From his execution on 30 December 1896 to the 1960's six (6) retractions all ludicrous and blatant forgeries have surfaced. These are: (1) "Rizal 's Retraction", Photostat copy, in Jose M. Hernandez's, RIZAL, (Alemars, 1950); (2) "Rizal's Retraction" in "I Abjure Masonry" allegedly by Jose Rizal, San Beda College pamphlet, 1950; (3) "Rizal's holograph", in RIZAL'S UNFADING GLORY, by Fr. Jesus M. Cavanna (revised edition, 1950); (4) "Facsimile of Rizal's Retraction", SELECTED READINGS FROM RIZAL, Ricardo C. Bassig, 1959; (5) "Facsimile of Rizal's Retraction" , PHILIPPINE HISTORY FOR HIGH SCHOOLS, Gregorio F. Zaide, `1961; (6) "Facsimile of Rizal's Retraction", "Statement of the Catholic Hierarchy of the Philippines", 1956.
Absolutely no one has seen the original retraction document from where all these facsimiles were supposedly taken.
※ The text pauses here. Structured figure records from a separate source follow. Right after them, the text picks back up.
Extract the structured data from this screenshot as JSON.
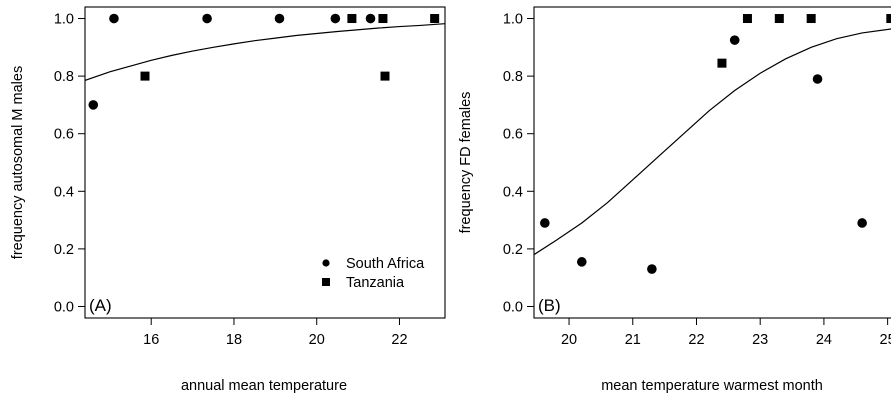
{
  "chart_data": [
    {
      "type": "scatter",
      "panel_label": "(A)",
      "xlabel": "annual mean temperature",
      "ylabel": "frequency autosomal M males",
      "xlim": [
        14.4,
        23.1
      ],
      "ylim": [
        -0.04,
        1.04
      ],
      "xticks": [
        16,
        18,
        20,
        22
      ],
      "yticks": [
        0.0,
        0.2,
        0.4,
        0.6,
        0.8,
        1.0
      ],
      "ytick_labels": [
        "0.0",
        "0.2",
        "0.4",
        "0.6",
        "0.8",
        "1.0"
      ],
      "legend_position": "bottom-right",
      "legend": [
        {
          "name": "South Africa",
          "marker": "circle"
        },
        {
          "name": "Tanzania",
          "marker": "square"
        }
      ],
      "series": [
        {
          "name": "South Africa",
          "marker": "circle",
          "x": [
            14.6,
            15.1,
            17.35,
            19.1,
            20.45,
            21.3
          ],
          "y": [
            0.7,
            1.0,
            1.0,
            1.0,
            1.0,
            1.0
          ]
        },
        {
          "name": "Tanzania",
          "marker": "square",
          "x": [
            15.85,
            20.85,
            21.6,
            21.65,
            22.85
          ],
          "y": [
            0.8,
            1.0,
            1.0,
            0.8,
            1.0
          ]
        }
      ],
      "fit_curve": {
        "x": [
          14.4,
          15.0,
          15.5,
          16.0,
          16.5,
          17.0,
          17.5,
          18.0,
          18.5,
          19.0,
          19.5,
          20.0,
          20.5,
          21.0,
          21.5,
          22.0,
          22.5,
          23.1
        ],
        "y": [
          0.785,
          0.815,
          0.835,
          0.855,
          0.872,
          0.887,
          0.9,
          0.912,
          0.923,
          0.932,
          0.941,
          0.948,
          0.955,
          0.961,
          0.967,
          0.972,
          0.976,
          0.982
        ]
      }
    },
    {
      "type": "scatter",
      "panel_label": "(B)",
      "xlabel": "mean temperature warmest month",
      "ylabel": "frequency FD females",
      "xlim": [
        19.45,
        25.1
      ],
      "ylim": [
        -0.04,
        1.04
      ],
      "xticks": [
        20,
        21,
        22,
        23,
        24,
        25
      ],
      "yticks": [
        0.0,
        0.2,
        0.4,
        0.6,
        0.8,
        1.0
      ],
      "ytick_labels": [
        "0.0",
        "0.2",
        "0.4",
        "0.6",
        "0.8",
        "1.0"
      ],
      "series": [
        {
          "name": "South Africa",
          "marker": "circle",
          "x": [
            19.62,
            20.2,
            21.3,
            22.6,
            23.9,
            24.6
          ],
          "y": [
            0.29,
            0.155,
            0.13,
            0.925,
            0.79,
            0.29
          ]
        },
        {
          "name": "Tanzania",
          "marker": "square",
          "x": [
            22.4,
            22.8,
            23.3,
            23.8,
            25.05
          ],
          "y": [
            0.845,
            1.0,
            1.0,
            1.0,
            1.0
          ]
        }
      ],
      "fit_curve": {
        "x": [
          19.45,
          19.8,
          20.2,
          20.6,
          21.0,
          21.4,
          21.8,
          22.2,
          22.6,
          23.0,
          23.4,
          23.8,
          24.2,
          24.6,
          25.1
        ],
        "y": [
          0.18,
          0.23,
          0.29,
          0.36,
          0.44,
          0.52,
          0.6,
          0.68,
          0.75,
          0.81,
          0.86,
          0.9,
          0.93,
          0.95,
          0.965
        ]
      }
    }
  ]
}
Amazing, to say the least.
Source: THE FORGERY OF THE RIZAL RETRACTION AND JOSEPHINE'S AUTOBIOGRAPHY, Runes, Ildefonso T. & Buenafe, Mamerto M. (Pro-Patria Publishers, 1962)
On July 1892, four days
According to the authors, a certain Fr. Manuel Garcia claimed to have dscovered the retraction document in the archives of the Archbishopric of Manila after which reproductions were circulated to interested parties like historians Jose Hernandez and Gregorio Zaide who printed the facsimiles in their books for Phhilippine schools, obviously without first scrutinizing the original. So did editor Ricardo Bassig, Fr. Jesus Cavanna , and San Beda College.
Authors Runes and Buenafe were baffled by the discrepancies in the facisimiles themselves, considering these were supposed to be copies of the original document. In Hernandez's book, RIZAL, the date of the facsimile was--"Manila 29 de Diciembre de 1890"--which the authors believed Rizal could not have signed because he was in Madrid at that time finishing his second novel , EL FILIBUSTERISMO. Curiously, in the San Beda College pamphlet, " I Abjure Masonry", allegedly by Rizal and also printed in 1959, the " 0 " of 1890 was half erased and appeared like a new moon or a letter " C ".
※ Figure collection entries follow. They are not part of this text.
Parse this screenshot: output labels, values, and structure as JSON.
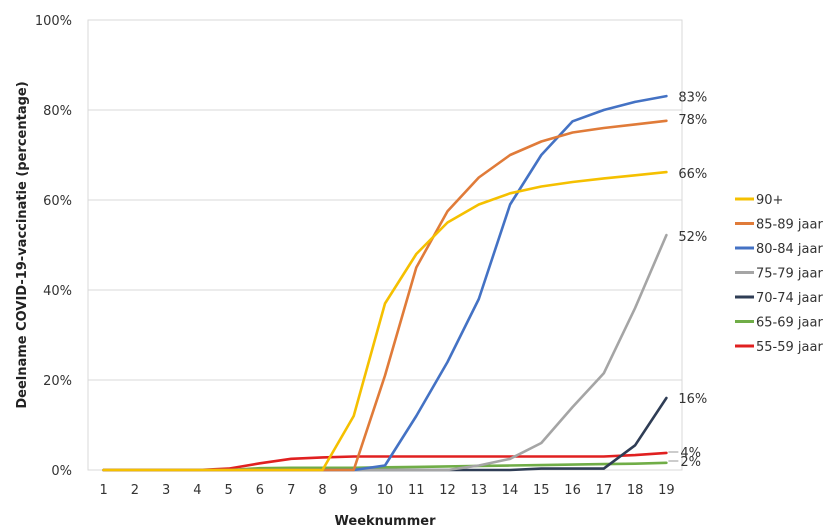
{
  "chart_data": {
    "type": "line",
    "title": "",
    "xlabel": "Weeknummer",
    "ylabel": "Deelname COVID-19-vaccinatie  (percentage)",
    "x": [
      1,
      2,
      3,
      4,
      5,
      6,
      7,
      8,
      9,
      10,
      11,
      12,
      13,
      14,
      15,
      16,
      17,
      18,
      19
    ],
    "xlim": [
      0.5,
      19.5
    ],
    "ylim": [
      0,
      100
    ],
    "y_ticks": [
      "0%",
      "20%",
      "40%",
      "60%",
      "80%",
      "100%"
    ],
    "grid": true,
    "legend_position": "right",
    "series": [
      {
        "name": "90+",
        "color": "#F5C000",
        "values": [
          0,
          0,
          0,
          0,
          0,
          0,
          0,
          0,
          12,
          37,
          48,
          55,
          59,
          61.5,
          63,
          64,
          64.8,
          65.5,
          66.2
        ]
      },
      {
        "name": "85-89 jaar",
        "color": "#E07B39",
        "values": [
          0,
          0,
          0,
          0,
          0,
          0,
          0,
          0,
          0,
          21,
          45,
          57.5,
          65,
          70,
          73,
          75,
          76,
          76.8,
          77.6
        ]
      },
      {
        "name": "80-84 jaar",
        "color": "#4472C4",
        "values": [
          0,
          0,
          0,
          0,
          0,
          0,
          0,
          0,
          0,
          1,
          12,
          24,
          38,
          59,
          70,
          77.5,
          80,
          81.8,
          83.1
        ]
      },
      {
        "name": "75-79 jaar",
        "color": "#A5A5A5",
        "values": [
          0,
          0,
          0,
          0,
          0,
          0,
          0,
          0,
          0,
          0,
          0,
          0,
          1,
          2.5,
          6,
          14,
          21.5,
          36,
          52.2
        ]
      },
      {
        "name": "70-74 jaar",
        "color": "#2F3D55",
        "values": [
          0,
          0,
          0,
          0,
          0,
          0,
          0,
          0,
          0,
          0,
          0,
          0,
          0,
          0,
          0.3,
          0.3,
          0.3,
          5.5,
          16
        ]
      },
      {
        "name": "65-69 jaar",
        "color": "#70AD47",
        "values": [
          0,
          0,
          0,
          0,
          0,
          0.4,
          0.5,
          0.5,
          0.5,
          0.6,
          0.7,
          0.8,
          0.9,
          1,
          1.1,
          1.2,
          1.3,
          1.4,
          1.6
        ]
      },
      {
        "name": "55-59 jaar",
        "color": "#E02020",
        "values": [
          0,
          0,
          0,
          0,
          0.3,
          1.5,
          2.5,
          2.8,
          3,
          3,
          3,
          3,
          3,
          3,
          3,
          3,
          3,
          3.3,
          3.8
        ]
      }
    ],
    "end_labels": [
      {
        "text": "83%",
        "y": 83
      },
      {
        "text": "78%",
        "y": 78
      },
      {
        "text": "66%",
        "y": 66
      },
      {
        "text": "52%",
        "y": 52
      },
      {
        "text": "16%",
        "y": 16
      },
      {
        "text": "4%",
        "y": 4
      },
      {
        "text": "2%",
        "y": 2
      }
    ]
  }
}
In Fr. Jesus Cavanna's book, RIZAL'S UNFADING GLORY (1956), the dateline was "1896" and was so "heavily doctored" observed Runes and Buenafe that the entire text of the facsimile was traced over to match the thickness of the dubious date. Zaide's textbook, printed in 1961, had a more carefully retouched "1896". The discrepancies described above are illustrated on pages 86 and 87 of Runes and Buenafe's revealing book.
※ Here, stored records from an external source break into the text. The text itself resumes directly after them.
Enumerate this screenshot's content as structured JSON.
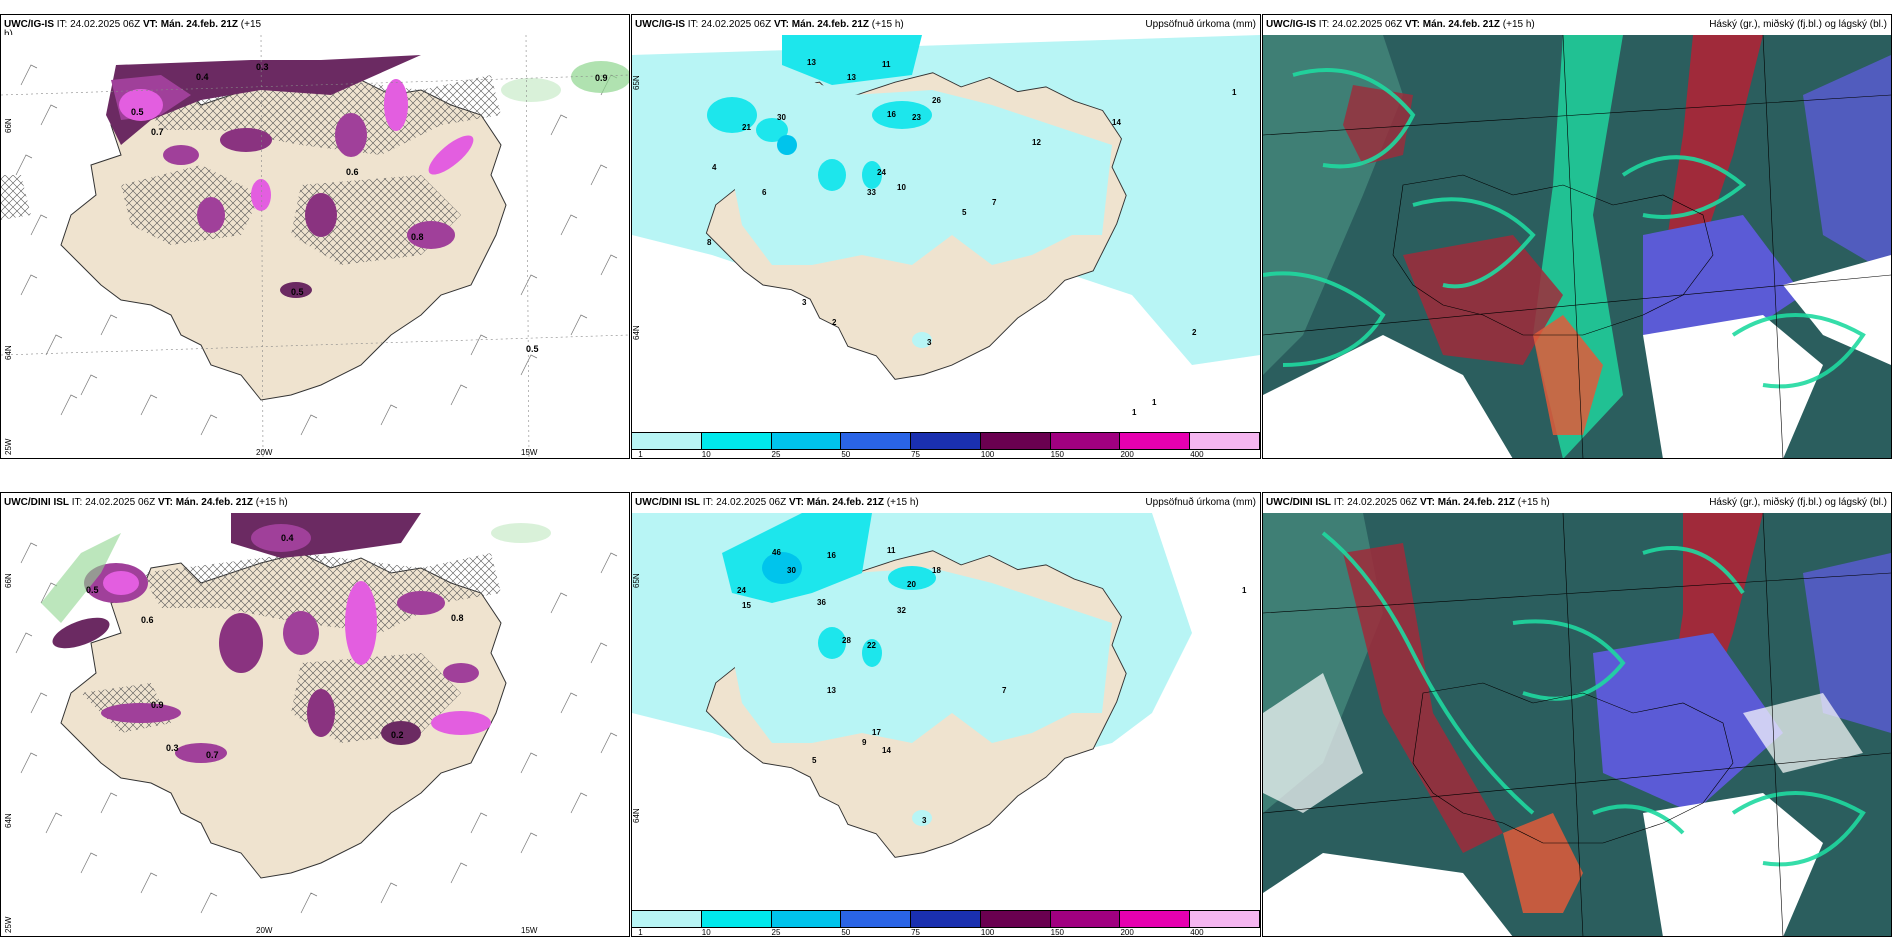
{
  "panels": [
    {
      "model": "UWC/IG-IS",
      "it_label": "IT:",
      "it": "24.02.2025 06Z",
      "vt_label": "VT:",
      "vt": "Mán. 24.feb. 21Z",
      "lead": "(+15",
      "lead2": "h)",
      "title_right": "",
      "lat_labels": [
        "66N",
        "64N",
        "25W"
      ],
      "lon_labels": [
        "20W",
        "15W"
      ],
      "values": [
        "0.3",
        "0.4",
        "0.5",
        "0.7",
        "0.6",
        "0.8",
        "0.5",
        "0.9"
      ]
    },
    {
      "model": "UWC/IG-IS",
      "it_label": "IT:",
      "it": "24.02.2025 06Z",
      "vt_label": "VT:",
      "vt": "Mán. 24.feb. 21Z",
      "lead": "(+15 h)",
      "title_right": "Uppsöfnuð úrkoma (mm)",
      "lat_labels": [
        "65N",
        "64N"
      ],
      "values": [
        "13",
        "11",
        "30",
        "21",
        "26",
        "16",
        "23",
        "24",
        "33",
        "10",
        "8",
        "4",
        "6",
        "3",
        "2",
        "5",
        "7",
        "12",
        "14",
        "1"
      ]
    },
    {
      "model": "UWC/IG-IS",
      "it_label": "IT:",
      "it": "24.02.2025 06Z",
      "vt_label": "VT:",
      "vt": "Mán. 24.feb. 21Z",
      "lead": "(+15 h)",
      "title_right": "Háský (gr.), miðský (fj.bl.) og lágský (bl.)"
    },
    {
      "model": "UWC/DINI ISL",
      "it_label": "IT:",
      "it": "24.02.2025 06Z",
      "vt_label": "VT:",
      "vt": "Mán. 24.feb. 21Z",
      "lead": "(+15 h)",
      "title_right": "",
      "lat_labels": [
        "66N",
        "64N",
        "25W"
      ],
      "lon_labels": [
        "20W",
        "15W"
      ],
      "values": [
        "0.4",
        "0.5",
        "0.8",
        "0.6",
        "0.7",
        "0.3",
        "0.9",
        "0.2"
      ]
    },
    {
      "model": "UWC/DINI ISL",
      "it_label": "IT:",
      "it": "24.02.2025 06Z",
      "vt_label": "VT:",
      "vt": "Mán. 24.feb. 21Z",
      "lead": "(+15 h)",
      "title_right": "Uppsöfnuð úrkoma (mm)",
      "lat_labels": [
        "65N",
        "64N"
      ],
      "values": [
        "46",
        "16",
        "11",
        "30",
        "24",
        "22",
        "15",
        "18",
        "20",
        "32",
        "36",
        "28",
        "17",
        "9",
        "13",
        "14",
        "7",
        "5",
        "3",
        "1"
      ]
    },
    {
      "model": "UWC/DINI ISL",
      "it_label": "IT:",
      "it": "24.02.2025 06Z",
      "vt_label": "VT:",
      "vt": "Mán. 24.feb. 21Z",
      "lead": "(+15 h)",
      "title_right": "Háský (gr.), miðský (fj.bl.) og lágský (bl.)"
    }
  ],
  "colorbar": {
    "labels": [
      "1",
      "10",
      "25",
      "50",
      "75",
      "100",
      "150",
      "200",
      "400"
    ],
    "colors": [
      "#b8f5f5",
      "#00e8ec",
      "#00c4ec",
      "#2a64e6",
      "#1a30b0",
      "#6a0050",
      "#a00080",
      "#e600b0",
      "#f5b6f0"
    ]
  },
  "colors": {
    "land": "#efe3cf",
    "precip_light": "#b8f5f5",
    "precip_mid": "#1de6ec",
    "icing_dark": "#6b2a62",
    "icing_mid": "#a0409a",
    "icing_bright": "#e35ee0",
    "cloud_high": "#2b5e5e",
    "cloud_low": "#5b5bd6",
    "cloud_green": "#1fd9a0",
    "cloud_red": "#a02a3a"
  }
}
Evidently, the mastermind of the retration forgery aimed to neutralize, if not kill the ideas of Rizal. Rizal himself told his close friends that he would be slandered after death. Had he retracted, all his writings especially the two novels, would have been reduced to worthless pulp. Moreover, the retration hoax had to include his mistress, Josephine Bracken, and that romantic tale about their marriage before he was led to Bagumbayan. Rizal did want to marry her while in Dapitan, but the parish priest there refused to consecrate their union because he was a Mason and a filibustero. Clearly, a last- minute marriage was meant to reinforce the crude retraction hoax. Since he allegedly abjured Masonry and returned to the fold, Rizal could then receive the Sacrament of Matrimony.
Rizal remains polemical even beyond the grave. Sixty years after his execution, in 1956, the Catholic hierarchy strongly opposed a bill that required the teaching of Jose Rizal's life, labors and writings in Philippine schools. Despite the raging controvery, President Ramon Masaysay purposefully signed Republic Act 1425.